Agencies’ Deliberative Process Documents Could Be Withheld Under Freedom of Information Act

Category: Client Update
Date: Feb 6, 2019 04:32 PM

In a case decided under the Federal Freedom of Information Act (FOIA), the Ninth Circuit Court of Appeals found that documents generated by the U.S. Fish and Wildlife Service (USFSW) and National Marine Fisheries Service (NMFS) were exempt from disclosure under the FOIA’s deliberative process privilege. 

In 2011, the Environmental Protection Agency (EPA) proposed new regulations governing cooling water intake facilities (facilities that draw water from U.S. lakes, streams, and some waterways to be used in the private manufacturing process).  As part of the rule-making process, the EPA consulted with the FWS and NMFS (the Agencies) regarding the potential impact of the new regulations on endangered species.  In early November 2014, the Agencies provided the EPA with a summary of what they believed the proposed rule would do, and the EPA responded with corrections.  The Agencies and the EPA exchanged further communications and documents during the rulemaking process.  The EPA’s final rule was published in March 2014. The Sierra Club then made an FOIA request, asking the Agencies for records generated during the rule-making process.
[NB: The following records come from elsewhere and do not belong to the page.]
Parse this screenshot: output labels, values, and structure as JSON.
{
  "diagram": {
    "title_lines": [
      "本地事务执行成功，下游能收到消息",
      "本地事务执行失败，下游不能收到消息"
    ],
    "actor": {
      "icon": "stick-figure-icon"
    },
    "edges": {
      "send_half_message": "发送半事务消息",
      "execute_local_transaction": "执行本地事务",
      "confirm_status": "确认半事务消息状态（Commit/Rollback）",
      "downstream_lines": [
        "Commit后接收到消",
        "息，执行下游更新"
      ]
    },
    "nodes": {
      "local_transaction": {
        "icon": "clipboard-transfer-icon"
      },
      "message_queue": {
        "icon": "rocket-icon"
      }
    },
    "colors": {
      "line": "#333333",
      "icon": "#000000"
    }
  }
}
When the Agencies declined, the Sierra Club sued.

The Ninth Circuit ordered disclosure of some documents but found that several items were protected by the Agencies’ “deliberative process privilege.” FOIA, like the California Public Records Act, requires broad disclosure of government documents. However, FOIA does not require disclosure of “inter-agency or intra-agency memorandums or letters” that come within the “deliberative process privilege.”  The privilege protects agency decisions by “ensuring that the frank discussion of legal or policy matters in writing, within the agency, is not inhibited by public disclosure.” To qualify for the privilege, documents must: 1) be generated by a government agency prior to the agency’s final decision on the issue reflected in the documents; and 2) must be deliberative. Applying this standard, the Ninth Circuit found that two categories of items the Sierra Club sought did not have to be disclosed.

First, the court found that the Agencies’ draft opinions that were created in November 2014 could remain secret. After reviewing the EPA’s proposed rule, the Agencies concluded that the rule would jeopardize species protected by the Endangered Species Act and their habitats, and proposed reasonable and prudent alternatives (RPAs) in the form of draft opinions.  The FWS generated multiple drafts of the RPA draft opinions. The court found that because the FWS RPA documents would reveal their “internal vetting process,” and were generated before the Agencies issued a formal opinion on the EPA regulations, they were not subject to disclosure. 

Second, the court found that a draft opinion the NMFS created in April 2014 that addressed the impact of a revised version of the EPA’s rule, and which was only circulated internally to the NMFS, was protected from disclosure.  The NMFS had prepared a subsequent opinion in May 2014 (also prior to the EPA’s final rule).  Reading the two opinions could reveal NMFS’s deliberations about the proposed rules, the court found.

Thus, the Ninth Circuit reversed the trial court’s order to disclose those categories of documents.

Sierra Club, Inc. v. United States Fish and Wildlife Service (9th Cir. 2018) 911 F.3d 967, 2018 WL 6713260.

Note:

California’s Public Record Act utilizes a balancing test to determine whether an agency’s withholding of documents that could reveal an agency’s deliberative process is appropriate.  An agency must show “that on the facts of the particular case the public interest served by not disclosing the record clearly outweighs the public interest served by disclosure of the record.” (Gov. Code section 6255 (a)).  Although the Sierra Club decision involved the FOIA, courts addressing CPRA matters could find the decision persuasive.